Prof. Dr. Christian Wülfing

25 Millionen Euro waren für das ambitionierte Projekt eingeplant. Dass die Studie jetzt beendet wird, liegt vor allem an der schleppenden Rekrutierung: Die Zahl der Studienteilnehmer war viel zu gering.

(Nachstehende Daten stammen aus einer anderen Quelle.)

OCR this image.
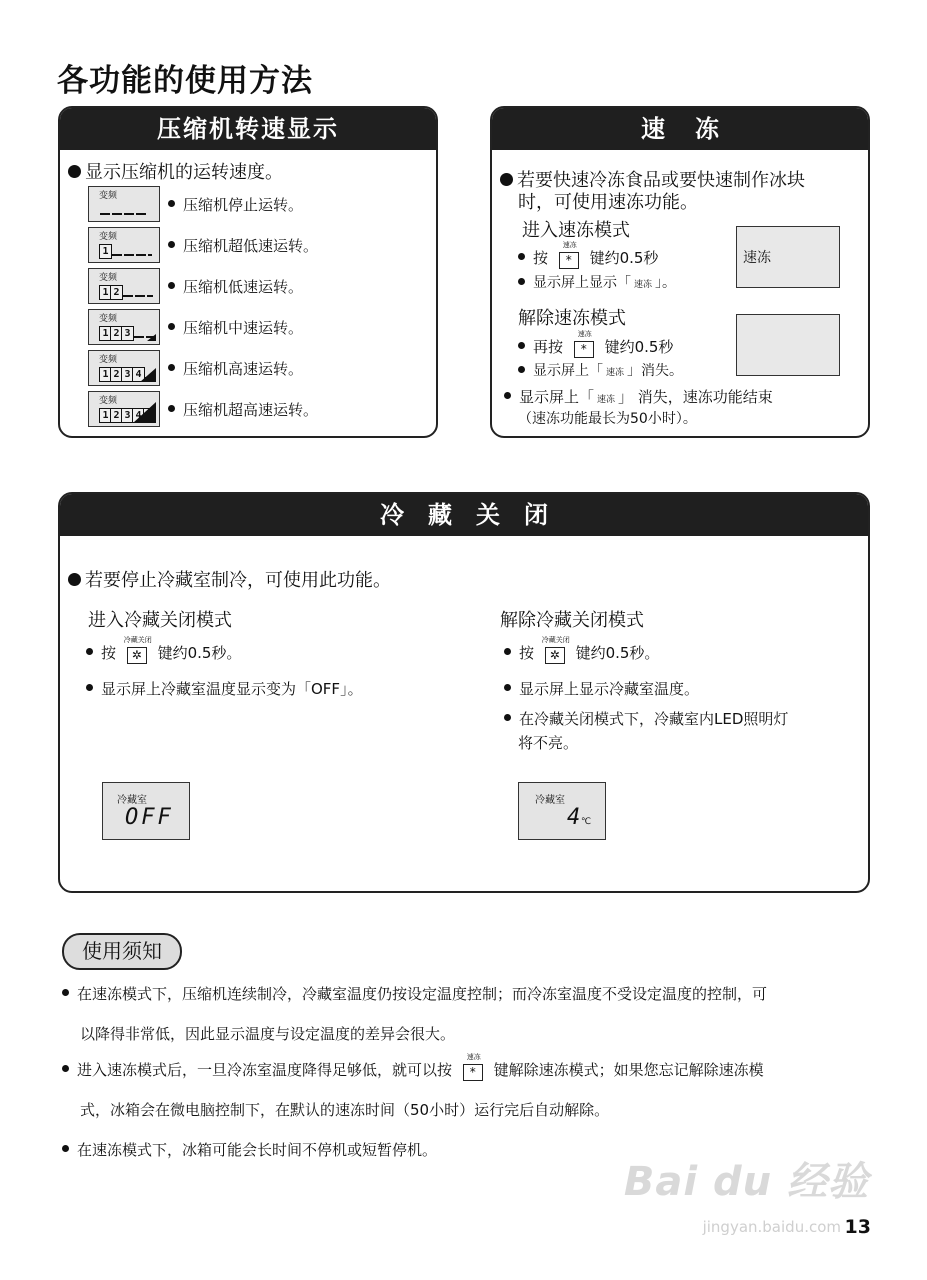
各功能的使用方法
压缩机转速显示
显示压缩机的运转速度。
变频	压缩机停止运转。
变频
1	压缩机超低速运转。
变频
1 2	压缩机低速运转。
变频
1 2 3	压缩机中速运转。
变频
1 2 3 4	压缩机高速运转。
变频
1 2 3 4 5	压缩机超高速运转。
速冻
若要快速冷冻食品或要快速制作冰块
时，可使用速冻功能。
进入速冻模式
按
速冻
* 键约0.5秒
显示屏上显示「 速冻 」。
速冻
解除速冻模式
再按
速冻
* 键约0.5秒
显示屏上「 速冻 」消失。
显示屏上「 速冻 」 消失，速冻功能结束
（速冻功能最长为50小时）。
冷藏关闭
若要停止冷藏室制冷，可使用此功能。
进入冷藏关闭模式
按
冷藏关闭
✲ 键约0.5秒。
显示屏上冷藏室温度显示变为「OFF」。
冷藏室
OFF
解除冷藏关闭模式
按
冷藏关闭
✲ 键约0.5秒。
显示屏上显示冷藏室温度。
在冷藏关闭模式下，冷藏室内LED照明灯
将不亮。
冷藏室
4 ℃
使用须知
在速冻模式下，压缩机连续制冷，冷藏室温度仍按设定温度控制；而冷冻室温度不受设定温度的控制，可
以降得非常低，因此显示温度与设定温度的差异会很大。
进入速冻模式后，一旦冷冻室温度降得足够低，就可以按
速冻
* 键解除速冻模式；如果您忘记解除速冻模
式，冰箱会在微电脑控制下，在默认的速冻时间（50小时）运行完后自动解除。
在速冻模式下，冰箱可能会长时间不停机或短暂停机。
Bai du 经验
jingyan.baidu.com 13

„Wir sind schon enttäuscht, denn als Fachgesellschaft wollen wir eine möglichst hohe Evidenz erreichen und dazu wäre eine randomisierte klinische Studie wie PREFERE natürlich am besten geeignet gewesen“, kommentiert Prof. Dr. Christian Wülfing, Chefarzt der Urologischen Abteilung der Asklepios Klinik Altona in Hamburg und Sprecher der Deutschen Gesellschaft für Urologie (DGU), gegenüber Medscape den Finanzierungs-Stopp.

Dr. Axel Schroeder

„Die DGU und der Berufsverband haben die 2013 vom G-BA beauftragte Studie unterstützt, um die Wirksamkeit der Behandlungsstrategien, deren Nebenwirkungen sowie die Auswirkungen auf die Lebensqualität auf höchstem Studienniveau zu prüfen und Prostatakrebs-Patienten in Zukunft mehr Entscheidungssicherheit bei der Wahl der Therapie zu ermöglichen“, sagt Dr. Axel Schroeder, Präsident des Berufsverbands der Deutschen Urologen (BDU).

Anlass zur Entwicklung des PREFERE-Konzepts war ein G-BA-Beschluss. Der hatte die Entscheidung über die Aufnahme der Brachytherapie in den ambulanten Leistungskatalog der gesetzlichen Kassen ausgesetzt. Der Grund: Die Datenlage reiche nicht aus, um die Behandlung zu bewerten.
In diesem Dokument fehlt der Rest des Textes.